Il n’est plus possible désormais de douter que la victime principale de la tuerie territoriale en cours sera, au bout du compte, le contribuable-citoyen, qui financera les cadeaux fiscaux aux entreprises, qu’il en ait conscience ou non, et que l’Etat le lui avoue ou non.
La disparition programmée des départements, par rétrécissement de leurs compétences et par asphyxie financière, est une évidence de la réforme gouvernementale pour les élus de toutes tendances politiques. La « réforme » territoriale » n’est rien d’autre qu’un coup d’Etat institutionnel, qui flirte avec la ligne tricolore de la République et de sa Constitution.
La remise en cause du pacte social et républicain est complète. La France de la Liberté, de l’Egalité et de la Fraternité disparaît progressivement ; même le groupe du centre, de la Droite et des indépendants de l’Assemblée des Départements de France en convient.
Ce matin, j’ai rencontré mon collègue et ami Philippe Rion, Maire de Castillon, petite commune des Alpes-Maritimes (06) pour une réunion de travail.
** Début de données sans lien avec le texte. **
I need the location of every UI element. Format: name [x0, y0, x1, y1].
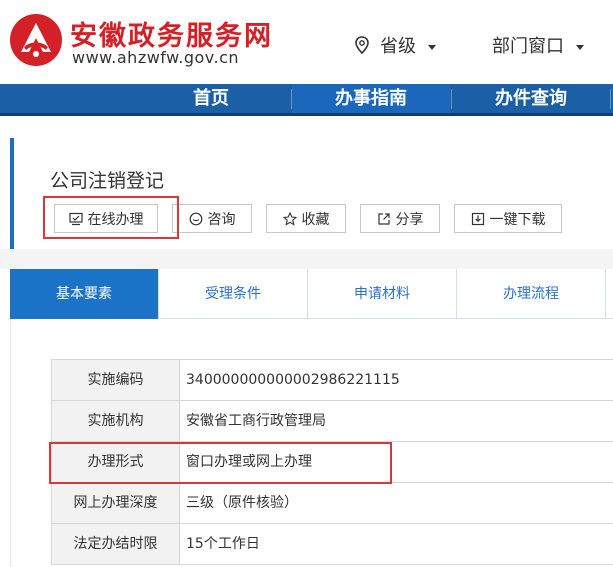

Il peut se vanter d’être le seul élu de France à avoir obtenu la validation par l’Etat d’un référendum décisionnel sur sa commune et à avoir réussi ce que le représentant de l’Etat a refusé à Créon.
Nous avons décidé, avec les autres maires présents à cette rencontre, de réclamer une consultation obligatoire des Français, à l’échelon national et local, sur l’adoption par le parlement de tout projet de réforme territoriale qui bouleverserait l’équilibre des collectivités (fusion de communautés de communes, création des métropoles, création de communes nouvelles, etc.).
Nous continuerons ce combat républicain essentiel qui doit dépasser les appareils et les clivages.